RUIZ: He also has an extreme technical ability; he would literally be like, “At second 13 or at second 22 I hear a bend in the music.” And we’d be like, “Oh my God, this is why you have a producer.” It was cool to hear all of these stories about Fugazi because in literally every music community Fugazi is held up on a pedestal, so to see how they were also just humans trying to make it happen … There were stories of things breaking down, or eating a burrito before a set, just the humility of it all. We watched the Fugazi mystique crumble away. It really took our minds off of the stress.

MULLEN: Post-album, post-Trump, are you are distracted by what’s going on in the world, or has it been more of a motivating force?

DEFRANCESCO: I wish my answer could be that you see this awful stuff happening around the world and you get inspired to go fix it up, but obviously that is not always how it works.
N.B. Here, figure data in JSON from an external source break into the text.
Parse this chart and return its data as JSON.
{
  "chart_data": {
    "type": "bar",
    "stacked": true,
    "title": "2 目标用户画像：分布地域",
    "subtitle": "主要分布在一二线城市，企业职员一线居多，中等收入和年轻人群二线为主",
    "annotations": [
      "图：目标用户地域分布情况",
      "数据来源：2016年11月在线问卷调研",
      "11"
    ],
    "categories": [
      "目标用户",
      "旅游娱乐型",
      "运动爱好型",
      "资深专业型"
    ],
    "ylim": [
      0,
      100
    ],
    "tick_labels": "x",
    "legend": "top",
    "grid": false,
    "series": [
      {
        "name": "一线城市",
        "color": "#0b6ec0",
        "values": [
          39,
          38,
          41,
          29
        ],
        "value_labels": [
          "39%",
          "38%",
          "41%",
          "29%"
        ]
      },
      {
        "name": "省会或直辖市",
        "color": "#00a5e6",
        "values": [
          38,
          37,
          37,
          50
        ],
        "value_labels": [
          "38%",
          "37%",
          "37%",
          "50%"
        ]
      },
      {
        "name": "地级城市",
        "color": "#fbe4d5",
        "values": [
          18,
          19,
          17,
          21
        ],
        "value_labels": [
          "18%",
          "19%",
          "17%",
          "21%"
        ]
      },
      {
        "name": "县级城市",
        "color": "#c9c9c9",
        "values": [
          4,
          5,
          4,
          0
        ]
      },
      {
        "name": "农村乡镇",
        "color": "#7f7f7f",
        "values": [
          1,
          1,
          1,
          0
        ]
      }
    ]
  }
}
We’re in the studio, a closed-off space, scrolling through our phone for hours looking at all the terrible stuff and feeling helpless, like, “What am I going to do?” Anger can be motivating, but also it can create this anxiety and hopelessness. You want to hide. And it can be hard to move it into action. I think that anyone doing any kind of political work or cultural work knows in their heart that when they see this stuff, you need to go out harder than you’ve ever gone, and try to push yourself in that way. We don’t have a lot of other options right now.

MULLEN: What about you, Victoria?

RUIZ: I definitely think that the president has affected me and my ability to participate in the world. And in many ways it doesn’t necessarily have to do with him—it has to do with everyone around me. The people I’m really close to who have been fighting for racial justice for so long, for worker justice for so long, to know that they are going to see these very direct setbacks is terrifying. I work for the Center for Popular Democracy in addition to the band, and it’s just crazy. As someone who participates in media and helps to make a lot of media—i.e. music—the stakes feel a lot higher now. Our shows maybe five years ago felt more like a rally or like a really crazy beast being unleashed in the room, and now there are so many moments where it’s like a quiet, fierce resilience—especially from people of color. I think our shows are a moment of decompression. A moment of catharsis. I don’t think we are trying to push some rally call right now, because the people that actually care about us probably need a moment of catharsis instead.